Effects of MRS treatment on apoptosis evidenced by either loss of lipid asymmetry (A) and caspase-3 and -9 activities (B) in MCF7 breast cancer cells (mean + SD; n = 6, 2 independent experiments in triplicates). Cells were incubated with CAPS (10 μM), CapZ (0.1 mM) or both with or without MRS (2 μM) for 72 h. Cells were then subjected to the APOPercentage^TM assay (indicating the loss of plasma membrane lipid asymmetry) and to caspase activity assays. The letters denote the following: a—significant difference from control group, b—significant difference from CAPS group, c—significant difference from CapZ group, d—significant difference from CAPS+CapZ group, e—significant difference from MRS group, f—significant difference from MRS+CAPS group and g- significant difference from MRS+CapZ group.

Fig 5. Effects of CAPS and MRS treatment on ROS production and mitochondrial membrane depolarization in MCF7 cancer cells (mean + SD, n = 6, 2 independent experiments in triplicates).

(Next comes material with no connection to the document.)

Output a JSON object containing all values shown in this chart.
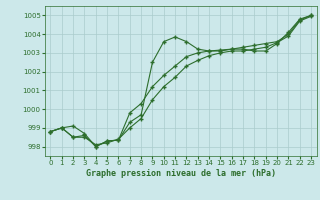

Cells were incubated with CAPS (10 μM), CapZ (0.1 mM) or both, with or without MRS (2 μM) for 72 h. Then they were subjected to the DHR 123 and JC-1 assays indicating the levels of ROS production and mitochondrial membrane potential, respectively. The letters denote the following: a—significant difference from control group, b—significant difference from CAPS group, c—significant difference from CapZ group, d—significant difference from CAPS+CapZ group, e—significant difference from MRS group, f—significant difference from MRS+CAPS group and g- significant difference from MRS+CapZ group.

Fig 6. In vivo effect of MRS in NSG mice bearing MCF7 cell-derived tumors.

A) No significant difference in tumor size was observed between MRS-treated (10 mg/kg body weight (b.w.), i.p., twice a week) and vehicle-treated groups. Student t-tests were used for pairwise comparisons. Bars represent SD. B) Photographs taken from tumors derived from vehicle- and MRS-treated mice. No obvious structural differences were observed at the macroscopic level. Size bar represents 5 mm.